Amendment 184A proposes to exclude certified public bodies from registering to provide digital verification services. The term “public bodies” could include a wide range of public sector entities, including institutions such as universities, that receive any public funding. The Government take the view that this exclusion would be unnecessarily restrictive in the UK’s nascent digital identity market.
Amendment 195ZA seeks to mandate organisations to implement a non-digital form of verification in every instance where a digital method is required. The Bill enables the use of secure and inclusive digital identities across the economy. It does not force businesses or individuals to use them, nor does it insist that businesses which currently accept non-digital methods of verification must transition to digital methods. As Clause 52 makes clear, digital verification services are services that are provided at the request of the individual. The purpose of the Bill is to ensure that, when people want to use a digital verification service, they know which of the available products and services they can trust.

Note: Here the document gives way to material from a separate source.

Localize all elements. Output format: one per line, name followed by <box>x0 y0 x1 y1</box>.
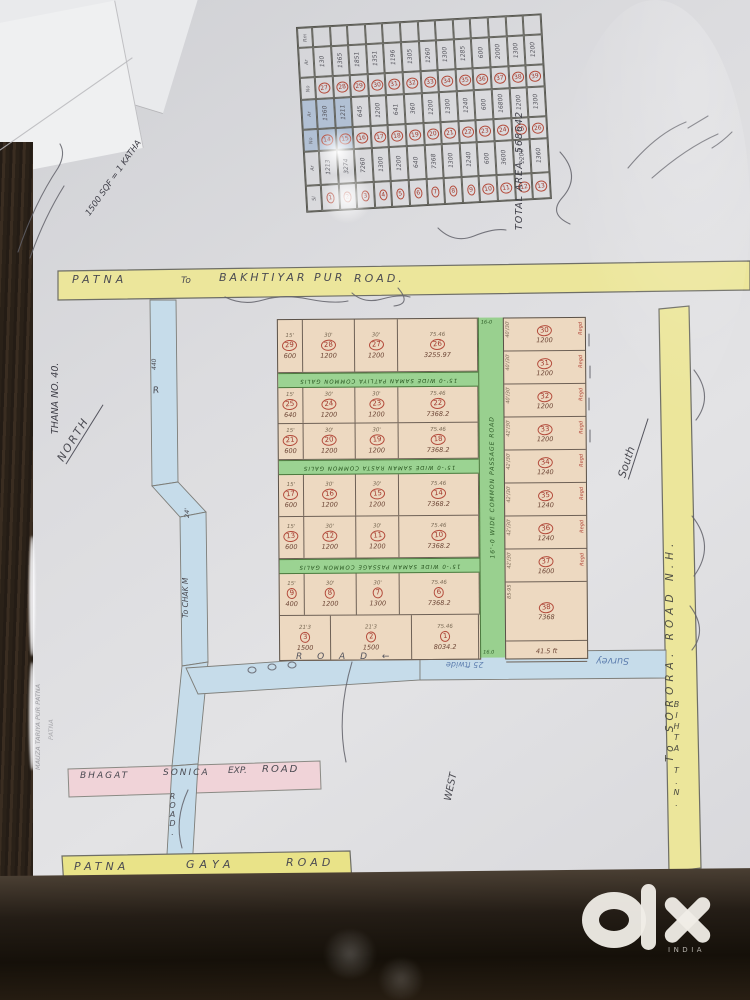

Some organisations operate only in the digital sphere, such as online-only banks and energy companies. To oblige such organisations to offer manual document checking would place obligations on them that would go beyond the Government’s commitment to do only what is necessary to enable the digital identity market to grow. In so far as this amendment would apply to public authorities, the Equality Act requires those organisations to consider how their services will affect people with protected characteristics, including those who, for various reasons, might not be able or might choose not to use a digital identity product.